Microbiologists at the University of British Columbia have uncovered a novel mechanism that boosts B-cells’ sensitivity to extremely small amounts of foreign molecules.
The immune system typically combines signals from B-cell antigen receptors (which distinguish foreign molecules) and Toll-like receptors (which recognize common microbial components) to mount responses.
But the new work indicates that the Toll-like receptors are able to pre-emptively initiate changes in the B-cell’s structure to kickstart the antigen receptors' activity. The findings could inform vaccine design, and may explain the molecular basis for certain autoimmune diseases and B cell malignancies.

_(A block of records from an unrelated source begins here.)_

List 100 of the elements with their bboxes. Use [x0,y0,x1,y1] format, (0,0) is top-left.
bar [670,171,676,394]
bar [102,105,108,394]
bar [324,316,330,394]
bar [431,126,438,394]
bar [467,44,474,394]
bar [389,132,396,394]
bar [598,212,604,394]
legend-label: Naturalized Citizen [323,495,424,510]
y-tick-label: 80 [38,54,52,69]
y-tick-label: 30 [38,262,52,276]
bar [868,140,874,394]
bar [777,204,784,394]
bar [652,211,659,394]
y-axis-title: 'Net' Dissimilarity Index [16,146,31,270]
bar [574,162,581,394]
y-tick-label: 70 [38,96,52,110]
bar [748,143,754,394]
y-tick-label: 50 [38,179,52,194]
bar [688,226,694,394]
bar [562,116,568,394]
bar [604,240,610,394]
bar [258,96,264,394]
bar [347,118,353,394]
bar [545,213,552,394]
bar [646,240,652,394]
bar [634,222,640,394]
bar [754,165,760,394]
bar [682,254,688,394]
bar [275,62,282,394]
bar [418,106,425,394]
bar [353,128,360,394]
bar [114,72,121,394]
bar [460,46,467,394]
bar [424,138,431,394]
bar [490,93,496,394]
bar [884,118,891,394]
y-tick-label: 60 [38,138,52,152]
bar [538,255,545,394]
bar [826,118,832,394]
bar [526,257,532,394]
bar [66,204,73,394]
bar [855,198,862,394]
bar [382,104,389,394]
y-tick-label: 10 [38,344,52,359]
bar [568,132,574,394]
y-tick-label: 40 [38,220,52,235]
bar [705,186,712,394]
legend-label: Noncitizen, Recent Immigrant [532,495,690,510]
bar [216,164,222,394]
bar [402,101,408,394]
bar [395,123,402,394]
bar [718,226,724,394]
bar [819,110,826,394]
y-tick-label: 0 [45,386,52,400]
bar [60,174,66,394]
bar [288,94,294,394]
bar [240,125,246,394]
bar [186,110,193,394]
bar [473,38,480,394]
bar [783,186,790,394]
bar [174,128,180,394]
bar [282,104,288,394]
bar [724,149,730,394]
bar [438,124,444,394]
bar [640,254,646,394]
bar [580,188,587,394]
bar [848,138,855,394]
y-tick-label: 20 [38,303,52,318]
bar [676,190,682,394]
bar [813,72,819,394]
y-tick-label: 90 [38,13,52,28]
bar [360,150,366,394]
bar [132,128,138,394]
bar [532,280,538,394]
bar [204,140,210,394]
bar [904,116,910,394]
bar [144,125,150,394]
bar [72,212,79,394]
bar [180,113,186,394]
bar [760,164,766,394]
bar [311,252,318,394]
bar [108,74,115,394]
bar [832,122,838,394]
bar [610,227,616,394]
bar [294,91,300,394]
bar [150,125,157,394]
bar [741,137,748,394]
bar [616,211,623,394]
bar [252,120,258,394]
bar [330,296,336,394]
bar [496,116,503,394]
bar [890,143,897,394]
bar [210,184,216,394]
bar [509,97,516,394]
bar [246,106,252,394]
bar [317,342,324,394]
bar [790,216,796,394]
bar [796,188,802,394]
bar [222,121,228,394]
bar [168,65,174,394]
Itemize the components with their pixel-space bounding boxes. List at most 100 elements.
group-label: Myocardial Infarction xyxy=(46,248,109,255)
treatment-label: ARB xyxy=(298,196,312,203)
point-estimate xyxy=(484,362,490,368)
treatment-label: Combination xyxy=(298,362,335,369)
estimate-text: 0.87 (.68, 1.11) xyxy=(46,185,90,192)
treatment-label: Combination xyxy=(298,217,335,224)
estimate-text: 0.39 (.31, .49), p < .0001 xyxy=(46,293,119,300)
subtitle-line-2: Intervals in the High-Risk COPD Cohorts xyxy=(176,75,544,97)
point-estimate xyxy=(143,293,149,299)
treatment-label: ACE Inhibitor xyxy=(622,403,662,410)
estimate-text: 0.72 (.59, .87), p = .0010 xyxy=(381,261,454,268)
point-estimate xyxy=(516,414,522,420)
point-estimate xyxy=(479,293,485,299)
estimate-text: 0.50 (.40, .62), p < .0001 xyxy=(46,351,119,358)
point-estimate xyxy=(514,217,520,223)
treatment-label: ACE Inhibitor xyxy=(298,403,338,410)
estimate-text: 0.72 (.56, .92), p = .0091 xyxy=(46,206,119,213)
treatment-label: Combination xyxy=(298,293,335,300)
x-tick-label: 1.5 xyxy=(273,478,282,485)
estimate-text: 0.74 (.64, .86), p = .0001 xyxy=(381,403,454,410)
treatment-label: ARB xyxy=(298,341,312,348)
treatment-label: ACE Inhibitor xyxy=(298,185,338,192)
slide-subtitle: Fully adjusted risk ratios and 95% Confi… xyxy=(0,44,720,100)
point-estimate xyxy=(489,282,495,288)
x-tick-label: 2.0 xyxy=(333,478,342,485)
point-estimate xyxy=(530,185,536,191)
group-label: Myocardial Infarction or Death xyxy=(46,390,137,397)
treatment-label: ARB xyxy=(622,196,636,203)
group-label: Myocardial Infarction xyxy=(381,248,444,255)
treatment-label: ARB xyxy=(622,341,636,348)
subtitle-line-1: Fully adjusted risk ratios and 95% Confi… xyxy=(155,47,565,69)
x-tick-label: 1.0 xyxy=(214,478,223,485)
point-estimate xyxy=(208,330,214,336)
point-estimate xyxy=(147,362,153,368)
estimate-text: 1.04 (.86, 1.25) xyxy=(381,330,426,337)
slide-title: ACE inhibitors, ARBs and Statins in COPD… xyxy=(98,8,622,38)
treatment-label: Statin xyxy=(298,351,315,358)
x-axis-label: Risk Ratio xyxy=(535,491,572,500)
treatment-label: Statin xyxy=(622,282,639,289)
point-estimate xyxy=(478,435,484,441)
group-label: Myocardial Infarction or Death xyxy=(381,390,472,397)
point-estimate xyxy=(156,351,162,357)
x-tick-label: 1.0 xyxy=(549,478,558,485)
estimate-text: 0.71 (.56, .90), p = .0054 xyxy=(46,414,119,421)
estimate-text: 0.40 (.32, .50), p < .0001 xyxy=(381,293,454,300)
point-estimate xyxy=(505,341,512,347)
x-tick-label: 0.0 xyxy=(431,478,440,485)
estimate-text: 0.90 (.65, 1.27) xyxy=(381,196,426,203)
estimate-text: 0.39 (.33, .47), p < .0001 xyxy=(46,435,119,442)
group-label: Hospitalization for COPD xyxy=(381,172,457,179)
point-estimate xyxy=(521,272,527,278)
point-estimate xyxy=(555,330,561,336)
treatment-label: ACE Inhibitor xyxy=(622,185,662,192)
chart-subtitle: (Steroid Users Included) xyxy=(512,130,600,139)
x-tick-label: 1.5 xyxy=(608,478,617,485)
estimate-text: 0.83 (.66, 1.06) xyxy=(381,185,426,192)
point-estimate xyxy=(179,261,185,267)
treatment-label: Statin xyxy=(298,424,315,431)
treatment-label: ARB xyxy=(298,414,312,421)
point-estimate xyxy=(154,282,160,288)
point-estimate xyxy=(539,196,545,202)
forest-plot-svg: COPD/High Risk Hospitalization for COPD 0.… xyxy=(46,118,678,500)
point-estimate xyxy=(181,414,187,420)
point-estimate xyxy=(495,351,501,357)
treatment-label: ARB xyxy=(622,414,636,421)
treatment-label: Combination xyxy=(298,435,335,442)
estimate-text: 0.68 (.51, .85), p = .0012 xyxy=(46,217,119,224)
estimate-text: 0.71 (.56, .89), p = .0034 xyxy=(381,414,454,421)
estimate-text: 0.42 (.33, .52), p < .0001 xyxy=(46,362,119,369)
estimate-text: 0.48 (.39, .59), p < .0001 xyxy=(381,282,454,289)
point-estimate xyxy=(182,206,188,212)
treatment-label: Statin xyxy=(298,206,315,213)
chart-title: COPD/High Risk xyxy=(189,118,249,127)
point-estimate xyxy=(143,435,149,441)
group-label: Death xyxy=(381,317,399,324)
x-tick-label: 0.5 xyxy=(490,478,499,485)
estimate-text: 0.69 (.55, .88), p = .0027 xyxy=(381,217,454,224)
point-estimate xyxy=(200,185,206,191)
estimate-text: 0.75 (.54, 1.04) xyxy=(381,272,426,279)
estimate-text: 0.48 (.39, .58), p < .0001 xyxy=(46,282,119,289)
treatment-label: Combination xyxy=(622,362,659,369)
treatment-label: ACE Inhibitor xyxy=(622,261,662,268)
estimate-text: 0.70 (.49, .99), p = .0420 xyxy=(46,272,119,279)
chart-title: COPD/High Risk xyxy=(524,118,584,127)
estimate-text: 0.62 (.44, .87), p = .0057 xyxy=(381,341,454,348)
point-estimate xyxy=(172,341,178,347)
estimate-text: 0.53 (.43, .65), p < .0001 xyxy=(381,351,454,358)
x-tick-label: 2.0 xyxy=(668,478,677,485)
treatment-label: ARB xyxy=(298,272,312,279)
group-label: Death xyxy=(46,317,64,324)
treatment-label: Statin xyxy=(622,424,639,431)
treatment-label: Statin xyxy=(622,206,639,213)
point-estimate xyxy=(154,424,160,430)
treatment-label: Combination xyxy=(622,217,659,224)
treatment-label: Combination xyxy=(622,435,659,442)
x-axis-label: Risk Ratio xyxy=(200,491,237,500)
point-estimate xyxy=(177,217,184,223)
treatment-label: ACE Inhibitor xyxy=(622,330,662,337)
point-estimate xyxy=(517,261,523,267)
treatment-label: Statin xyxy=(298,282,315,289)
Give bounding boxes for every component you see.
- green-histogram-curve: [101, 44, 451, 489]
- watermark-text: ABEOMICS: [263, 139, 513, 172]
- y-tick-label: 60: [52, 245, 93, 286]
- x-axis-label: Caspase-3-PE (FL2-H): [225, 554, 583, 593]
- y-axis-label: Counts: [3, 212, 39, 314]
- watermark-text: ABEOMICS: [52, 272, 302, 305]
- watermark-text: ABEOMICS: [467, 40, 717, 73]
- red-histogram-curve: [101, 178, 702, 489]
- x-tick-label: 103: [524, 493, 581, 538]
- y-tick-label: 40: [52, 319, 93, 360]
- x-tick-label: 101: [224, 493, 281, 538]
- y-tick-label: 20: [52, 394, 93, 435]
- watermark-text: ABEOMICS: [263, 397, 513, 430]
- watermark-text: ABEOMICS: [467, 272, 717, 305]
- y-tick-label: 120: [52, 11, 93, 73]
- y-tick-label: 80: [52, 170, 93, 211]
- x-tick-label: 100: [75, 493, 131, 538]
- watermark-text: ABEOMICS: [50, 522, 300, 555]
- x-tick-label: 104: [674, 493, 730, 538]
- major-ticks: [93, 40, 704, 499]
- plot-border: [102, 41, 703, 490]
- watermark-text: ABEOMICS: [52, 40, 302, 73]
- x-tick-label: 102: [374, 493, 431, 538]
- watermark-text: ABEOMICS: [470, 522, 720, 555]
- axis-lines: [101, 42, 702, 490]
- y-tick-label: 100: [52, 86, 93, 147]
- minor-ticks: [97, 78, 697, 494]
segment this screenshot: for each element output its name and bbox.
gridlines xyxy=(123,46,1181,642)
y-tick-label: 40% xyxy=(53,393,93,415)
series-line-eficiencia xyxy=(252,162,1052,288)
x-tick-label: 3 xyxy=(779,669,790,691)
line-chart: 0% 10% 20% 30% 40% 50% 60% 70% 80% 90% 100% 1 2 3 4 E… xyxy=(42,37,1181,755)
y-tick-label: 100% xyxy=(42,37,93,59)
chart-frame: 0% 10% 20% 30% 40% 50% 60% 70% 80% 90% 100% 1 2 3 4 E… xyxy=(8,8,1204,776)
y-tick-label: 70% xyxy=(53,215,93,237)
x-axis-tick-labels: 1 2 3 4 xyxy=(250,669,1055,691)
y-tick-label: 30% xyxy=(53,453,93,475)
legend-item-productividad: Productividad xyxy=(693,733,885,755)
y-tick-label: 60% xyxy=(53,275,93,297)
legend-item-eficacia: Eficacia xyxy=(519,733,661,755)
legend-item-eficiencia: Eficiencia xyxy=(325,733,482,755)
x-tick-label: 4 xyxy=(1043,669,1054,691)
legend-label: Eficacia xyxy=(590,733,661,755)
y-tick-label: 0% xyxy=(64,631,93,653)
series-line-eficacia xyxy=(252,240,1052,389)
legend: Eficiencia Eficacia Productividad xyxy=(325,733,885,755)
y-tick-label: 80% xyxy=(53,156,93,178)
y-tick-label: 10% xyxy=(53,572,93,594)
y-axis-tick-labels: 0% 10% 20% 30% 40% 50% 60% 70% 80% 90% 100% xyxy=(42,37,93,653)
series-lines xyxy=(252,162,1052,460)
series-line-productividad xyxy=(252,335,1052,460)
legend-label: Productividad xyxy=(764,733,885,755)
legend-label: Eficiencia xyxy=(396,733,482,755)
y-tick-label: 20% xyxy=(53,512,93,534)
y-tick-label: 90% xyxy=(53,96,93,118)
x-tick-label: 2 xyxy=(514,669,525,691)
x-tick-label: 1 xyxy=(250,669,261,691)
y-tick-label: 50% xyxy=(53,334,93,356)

When microbial molecules bind to Toll-like receptors, filaments underlying the B cell’s plasma membrane break apart. This allows B-cell antigen receptors, normally confined to compartments by the filaments, to move more freely within the membrane.
“The increase in B-cell antigen receptor mobility and collisions at the membrane initiates signaling to the inside of the cell, even in the absence of antigen,” says UBC microbiologist Mike Gold, lead author on the paper published in Nature Communications.
“So maximum signaling can now be induced by much smaller amounts of antigen than in cells that have not been exposed to microbial components.”
The study was a collaboration between Gold, UBC mathematician Dan Coombs and UBC Cellular and Physiological Sciences’ Cal Roskelley. Coombs and former UBC post-doc Raibatak Das performed mathematical analyses that quantitatively characterized how TLR signaling altered antigen receptor mobility within the cell membrane.